Wegen Hochwassers sind die ersten Straßen an der Mosel gesperrt. Es sind die K 65 zwischen Reil und Kövenig, die K 134 zwischen Lieser und Kesten und die B 53 vom Zeltinger Kreisel zur Kinheimer Brücke. Dies teilt der Kolonnenführer der Straßenmeisterei Wittlich, Jürgen Schleidweiler mit. Weiterhin seien wegen des Sturm alle seit gestern gesperrten Straßen weiterhin unpassierbar. Derzeit laufen die Räumungsarbeiten.

Wegen Baumfällarbeiten und Arbeiten an der Böschung wird die B 50 zwischen Longkamp und dem Tunnel in Bernkastel-Kues vom 22. bis 25. Januar (kommenden Montag bis Donnerstag) zwischen 8 und 16 Uhr komplett gesperrt. Die Umleitung erfolgt über Monzelfeld und Mülheim.

Die Polizeiinspektion Trier verzeichnet bisher einen glimpflichen Verlauf des Sturmtiefs "Kyrill". Gleich zweimal blockierten umgestürzte Bäume die B 268/Pellinger Straße. Gegen 8.48 am Donnerstag stürzte der erste Baum in Höhe der Schießstände um. Die Straße musste während der Aufräumarbeiten 30 Minuten voll gesperrt werden.

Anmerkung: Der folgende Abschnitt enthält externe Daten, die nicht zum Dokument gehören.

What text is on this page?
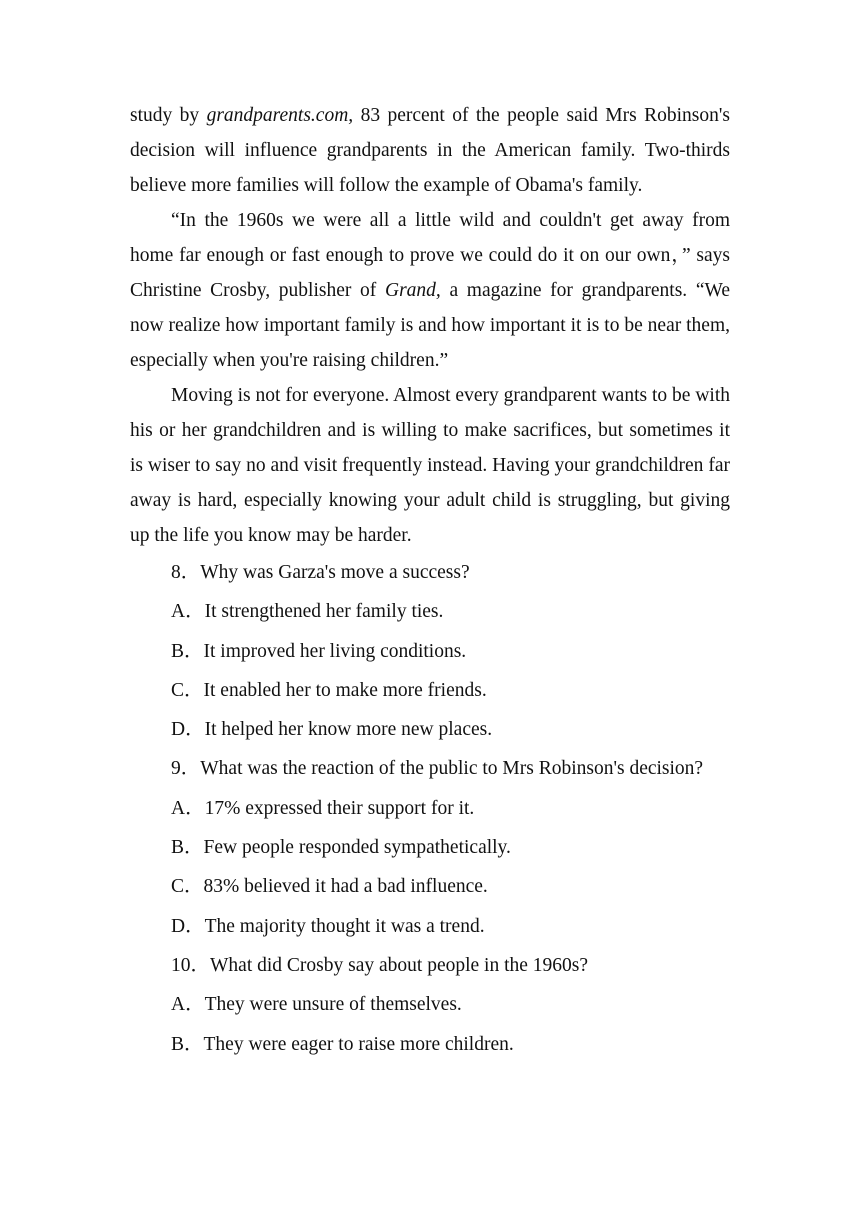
study by grandparents.com, 83 percent of the people said Mrs Robinson's decision will influence grandparents in the American family. Two-thirds believe more families will follow the example of Obama's family.

“In the 1960s we were all a little wild and couldn't get away from home far enough or fast enough to prove we could do it on our own，” says Christine Crosby, publisher of Grand, a magazine for grandparents. “We now realize how important family is and how important it is to be near them, especially when you're raising children.”

Moving is not for everyone. Almost every grandparent wants to be with his or her grandchildren and is willing to make sacrifices, but sometimes it is wiser to say no and visit frequently instead. Having your grandchildren far away is hard, especially knowing your adult child is struggling, but giving up the life you know may be harder.

8．Why was Garza's move a success?

A．It strengthened her family ties.

B．It improved her living conditions.

C．It enabled her to make more friends.

D．It helped her know more new places.

9．What was the reaction of the public to Mrs Robinson's decision?

A．17% expressed their support for it.

B．Few people responded sympathetically.

C．83% believed it had a bad influence.

D．The majority thought it was a trend.

10．What did Crosby say about people in the 1960s?

A．They were unsure of themselves.

B．They were eager to raise more children.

Um 11.55 Uhr ragte ein weiterer umgestürzter Baum in Höhe der Abfahrt nach Niedermennig in die Fahrbahn. Die Polizei konnte den Verkehr während der Aufräumarbeiten an der Gefahrenstelle vorbei leiten. Auch im Aveler Tal in Trier stürzte ein Baum auf die Fahrbahn. Gegen 17 Uhr blockierte das Gehölz die Straße und musste von der Feuerwehr beseitigt werden. Gegen 19.50 Uhr standen die nächsten Baumbeseitigungsarbeiten an. Diesmal rückten Polizei und Feuerwehr in die Kohlenstraße aus. Gegen 11.49 Uhr drohten mehrere Dächer einer Garagenanlage in der Trierer Georg-Schäffer-Straße abzureißen und auf die Straße zu stürzen. Der Bereich wurde bis zur Beseitigung der Gefahr abgesperrt. Vom Dach eines Anwesens in der Olewiger Straße drohten gegen 15 Uhr Dachziegel herab zu stürzen. Die Feuerwehr konnte die Gefahr schnell beseitigen. Ebenso konnten die Wehrleute das Werbeplakat eines Einkaufszentrums in der Trierer Kohlenstraße wieder befestigen, dass gegen 18.45 Uhr auf die Straße zu stürzen drohte. Personen kamen bei diesen Einsätzen nicht zu Schaden. Offenbar wurden die ständigen Sturmwarnungen beachtet.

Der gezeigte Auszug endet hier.